Rho GDP-dissociation inhibitor 2 is a protein that in humans is encoded by the ARHGDIBgene. Aliases of this gene include RhoGDI2, GDID4, Rho GDI 2, and others.
RhoGDI2 is part of a family of three members: RhoGDI1, RhoGDI2 and RhoGDI3. RhoGDI1 is expressed in many organs and is the best studied member of the family. RhoGDI2 was initially believed to be expressed specifically in blood forming cells, but has subsequently been found to be highly expressed in a variety of other cell types as well. RhoGDI3 is predominantly expressed in brain, lung, kidney, testis and pancreas, and is targeted to specific parts of the cell such as the Golgi where it may play a role in transport or proteins in cells.
Disease involvement
Despite a high degree of sequence similarity, RhoGDI1 and RhoGDI2 are very different in their binding affinities for specific GTPases, and more importantly, in their roles in tumor formation and spread of tumor to other organs, suggesting that their cellular functions must diverge to cause these differential effects. While there are clear links between the alteration of RhoGDI2 protein levels and disease progression and/or metastasis in several types of cancer, the mechanistic underpinnings of the mode of RhoGDI2 action under carcinogenic cellular conditions are only now beginning to be understood. Evidence demonstrates that RhoGDI2 inhibits the endothelin axis and crosstalk with macrophages within the micrometastatic microenvironment to inhibit metastatic outgrowth. As such, RhoGDI2 could prove important in the regulation of tumor dormancy. Targeting this axis with orally available endothelin receptorantagonists may prove efficacious in mimicking the inhibitory role of RhoGDI2 by preventing macrophage infiltration into the micrometastatic niche.
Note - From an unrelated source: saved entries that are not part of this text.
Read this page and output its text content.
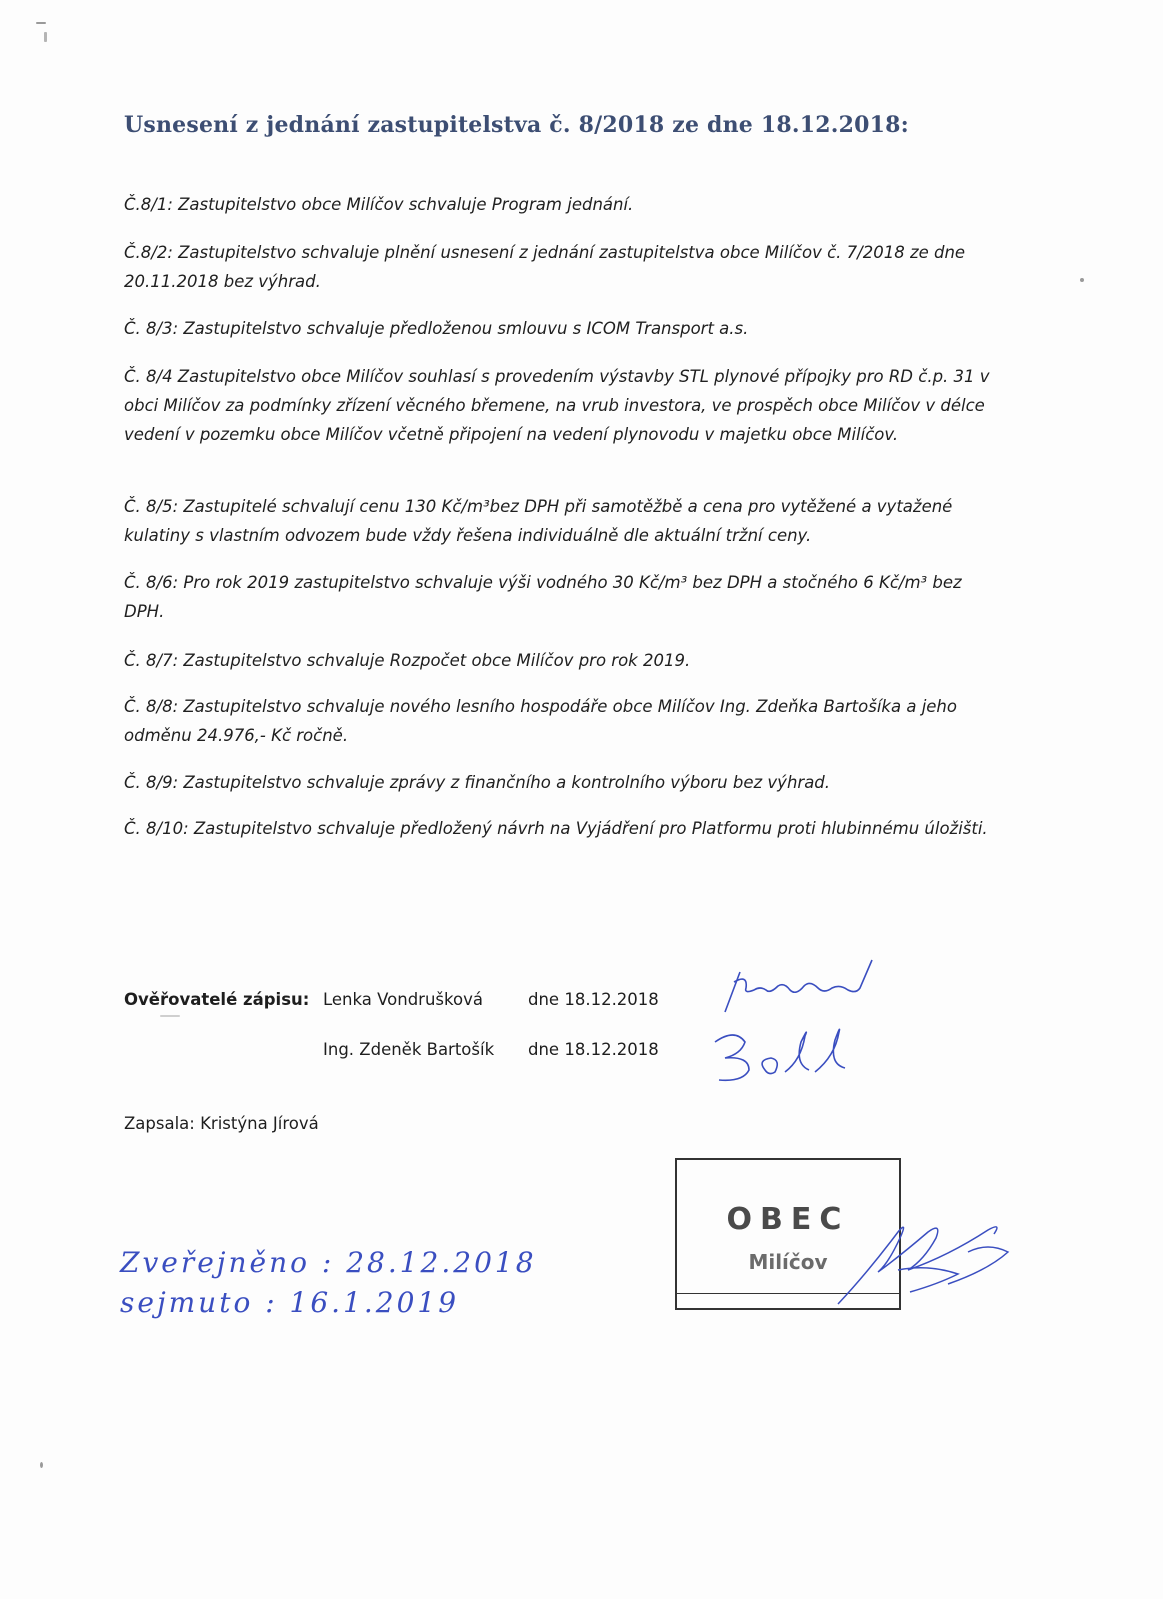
Usnesení z jednání zastupitelstva č. 8/2018 ze dne 18.12.2018:
Č.8/1: Zastupitelstvo obce Milíčov schvaluje Program jednání.
Č.8/2: Zastupitelstvo schvaluje plnění usnesení z jednání zastupitelstva obce Milíčov č. 7/2018 ze dne 20.11.2018 bez výhrad.
Č. 8/3: Zastupitelstvo schvaluje předloženou smlouvu s ICOM Transport a.s.
Č. 8/4 Zastupitelstvo obce Milíčov souhlasí s provedením výstavby STL plynové přípojky pro RD č.p. 31 v obci Milíčov za podmínky zřízení věcného břemene, na vrub investora, ve prospěch obce Milíčov v délce vedení v pozemku obce Milíčov včetně připojení na vedení plynovodu v majetku obce Milíčov.
Č. 8/5: Zastupitelé schvalují cenu 130 Kč/m³bez DPH při samotěžbě a cena pro vytěžené a vytažené kulatiny s vlastním odvozem bude vždy řešena individuálně dle aktuální tržní ceny.
Č. 8/6: Pro rok 2019 zastupitelstvo schvaluje výši vodného 30 Kč/m³ bez DPH a stočného 6 Kč/m³ bez DPH.
Č. 8/7: Zastupitelstvo schvaluje Rozpočet obce Milíčov pro rok 2019.
Č. 8/8: Zastupitelstvo schvaluje nového lesního hospodáře obce Milíčov Ing. Zdeňka Bartošíka a jeho odměnu 24.976,- Kč ročně.
Č. 8/9: Zastupitelstvo schvaluje zprávy z finančního a kontrolního výboru bez výhrad.
Č. 8/10: Zastupitelstvo schvaluje předložený návrh na Vyjádření pro Platformu proti hlubinnému úložišti.
Ověřovatelé zápisu: Lenka Vondrušková	dne 18.12.2018
Ing. Zdeněk Bartošík dne 18.12.2018
Zapsala: Kristýna Jírová
OBEC
Milíčov
Zveřejněno : 28.12.2018
sejmuto : 16.1.2019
Recent work has also determined that genetic and pharmacologic targeting of chemokine ligand 2 also known as monocyte chemotactic protein-1 or small inducible cytokine A2, its receptor CCR2 and pharmacologic ablation of macrophages can also phenocopy the effect of RhoGDI2 expression to prevent metastatic colonization of the lung67 and that RhoGDI2 is suppressor of versican, a protein that has been shown to promote cell migration and metastasis in several tumor models. In contrast to its role as a metastasis suppressor in bladder cancer, in breast, RhoGDI2 expression has been reported to be upregulated in cancer and to promote invasion of breast cancer cells, while another report found a biphasic expression pattern of RhoGDI2 in breast cancer with decreased expression correlating with lymph node metastasis. ARHGDIB antibodies may be a marker for long-term kidney graft loss in recipients of deceased-donor kidneys.